Pitch perfect piracy


The very model of a modern movie musical


Published: May 13 2014, 01:01:am



Thursday, February 24, 1983
THE PIRATES OF PENZANCE. Music by Sir Arthur Seymour Sullivan, with additional music by William Elliott. Choreography by Graciela Daniele. Written by Sir William Schwenck Gilbert. Adapted for the screen and directed by Wilford Leach. Running time: 112 minutes. General entertainment.
THE ORIGINAL PRODUCTION was one for the record books. In order to secure a proper American copyright, Gilbert and Sullivan's English comic opera The Pirates of Penzance was simultaneously premiered in New York and Devon, England in December 1879.
    The current film version is a history-maker as well. Friday [Feb. 18, 1983], for the first time, a movie was simultaneously released to theatres and shown on U.S. pay television.
    A delightful adaptation of Joseph Papp's New York Shakespeare Festival stage production, this is no musical museum piece. Mounted with wit and grand style, it is every bit the model of a modern motion picture.
    Adaptor-director Wilford Leach shows a keen appreciation of G&S and their satirical intentions. No stuffy Victorians, they used the musical theatre to make light of British society, to deflate its oh-so-proper pretensions and give the needle to Imperial institutions.
    Leach's screen version, an ingenious artifice, recalls that some of the 20th century's greatest satirists were animated cartoonists. His Pirates has the same manic energy evident in such musical burlesques as Fantasia's "Dance of the Hours" and Bugs Bunny's Wagnerian adventure What's Opera, Doc?
    His achievement is in making cartoon timing and visual conventions work for G&S. No hack job, this is the real thing, staged with respect and affection as well as panache.
    That last point cannot be overemphasized. Last year [1982], The Pirates of Penzance was vandalized to produce a travesty called The Pirate Movie, an inept bit of cinematic trash.
    Here, there is real talent at work. On view is an acting ensemble that won its spurs (and Tony awards) on the Broadway stage.
    Rock stars Linda Ronstadt (as Mabel) and Rex Smith (as Frederic) demonstrate their ability to handle legitimate musical material, as well as sly romantic comedy.
    Keven Kline (still on view locally in Sophie's Choice), is a wonderful Wile E. Coyote of a Pirate King, superbly self-confident and gently hapless. As Ruth, apprentice pirate Frederic's hard-of-hearing nurse, Angela Lansbury is absolutely in her element.
    General-rated, this is the sort of special-event film that families should see together. I took three Sesame Street graduates (ages 5, 6 and 11) and they loved it.
     For the true G&S fancier, a 32-page program booklet containing the libretto is included in the price of admission.
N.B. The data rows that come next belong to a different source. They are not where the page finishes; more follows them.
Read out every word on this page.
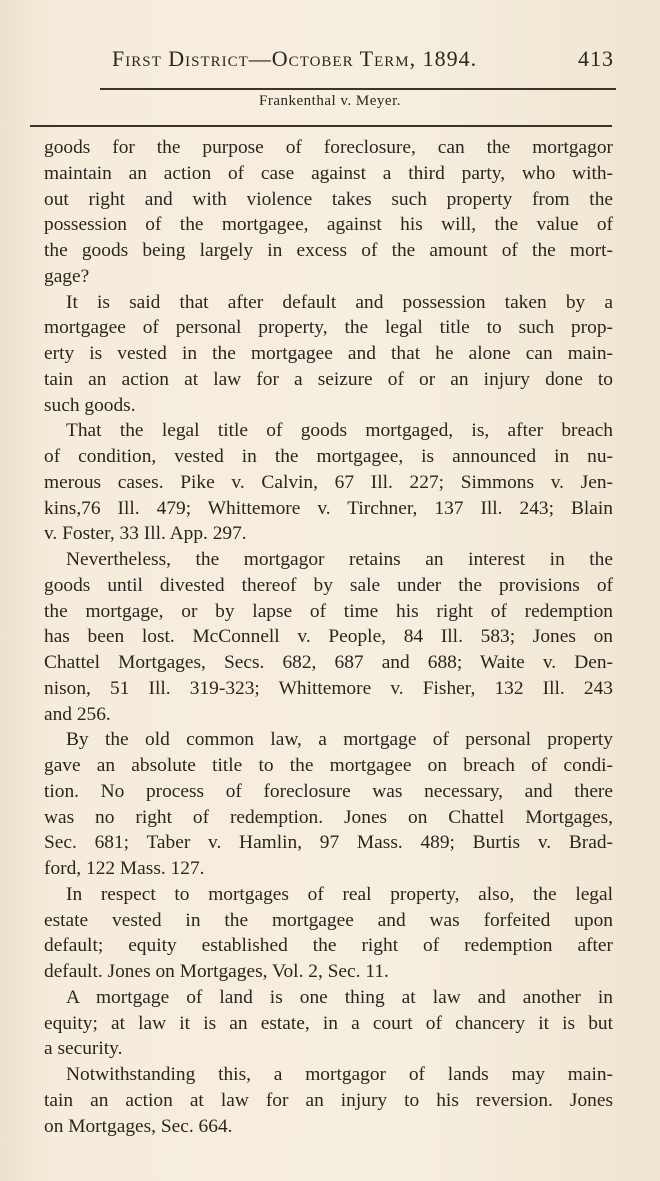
First District—October Term, 1894.	413
Frankenthal v. Meyer.
goods for the purpose of foreclosure, can the mortgagor
maintain an action of case against a third party, who with-
out right and with violence takes such property from the
possession of the mortgagee, against his will, the value of
the goods being largely in excess of the amount of the mort-
gage?
It is said that after default and possession taken by a
mortgagee of personal property, the legal title to such prop-
erty is vested in the mortgagee and that he alone can main-
tain an action at law for a seizure of or an injury done to
such goods.
That the legal title of goods mortgaged, is, after breach
of condition, vested in the mortgagee, is announced in nu-
merous cases. Pike v. Calvin, 67 Ill. 227; Simmons v. Jen-
kins,76 Ill. 479; Whittemore v. Tirchner, 137 Ill. 243; Blain
v. Foster, 33 Ill. App. 297.
Nevertheless, the mortgagor retains an interest in the
goods until divested thereof by sale under the provisions of
the mortgage, or by lapse of time his right of redemption
has been lost. McConnell v. People, 84 Ill. 583; Jones on
Chattel Mortgages, Secs. 682, 687 and 688; Waite v. Den-
nison, 51 Ill. 319-323; Whittemore v. Fisher, 132 Ill. 243
and 256.
By the old common law, a mortgage of personal property
gave an absolute title to the mortgagee on breach of condi-
tion. No process of foreclosure was necessary, and there
was no right of redemption. Jones on Chattel Mortgages,
Sec. 681; Taber v. Hamlin, 97 Mass. 489; Burtis v. Brad-
ford, 122 Mass. 127.
In respect to mortgages of real property, also, the legal
estate vested in the mortgagee and was forfeited upon
default; equity established the right of redemption after
default. Jones on Mortgages, Vol. 2, Sec. 11.
A mortgage of land is one thing at law and another in
equity; at law it is an estate, in a court of chancery it is but
a security.
Notwithstanding this, a mortgagor of lands may main-
tain an action at law for an injury to his reversion. Jones
on Mortgages, Sec. 664.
The above is a restored version of a Province review by Michael Walsh originally published in 1983. For additional information on this archived material, please visit my FAQ.

Afterword: Despite favourable reviews (such as the one above), director Leach's feature was a financial failure. The decision to release the film simultaneously to theatres and pay television caused American movie-house owners to boycott the picture, with the result that only 92 theatres in the U.S. bothered to book it. Another factor may have been the poor showing a year earlier of The Pirate Movie, an Australian-made "modernization" of the Gilbert and Sullivan tale. It managed to bomb without the excuse of a boycott, and probably poisoned the well for another version so soon after. Finally, the film opened on the U.S. President's Day weekend, one of eight pictures competing for filmgoers' attention. Lost to the 1980s audience, it was eventually released on videocassette, and now is available on DVD. Regardless of format, it remains a total delight.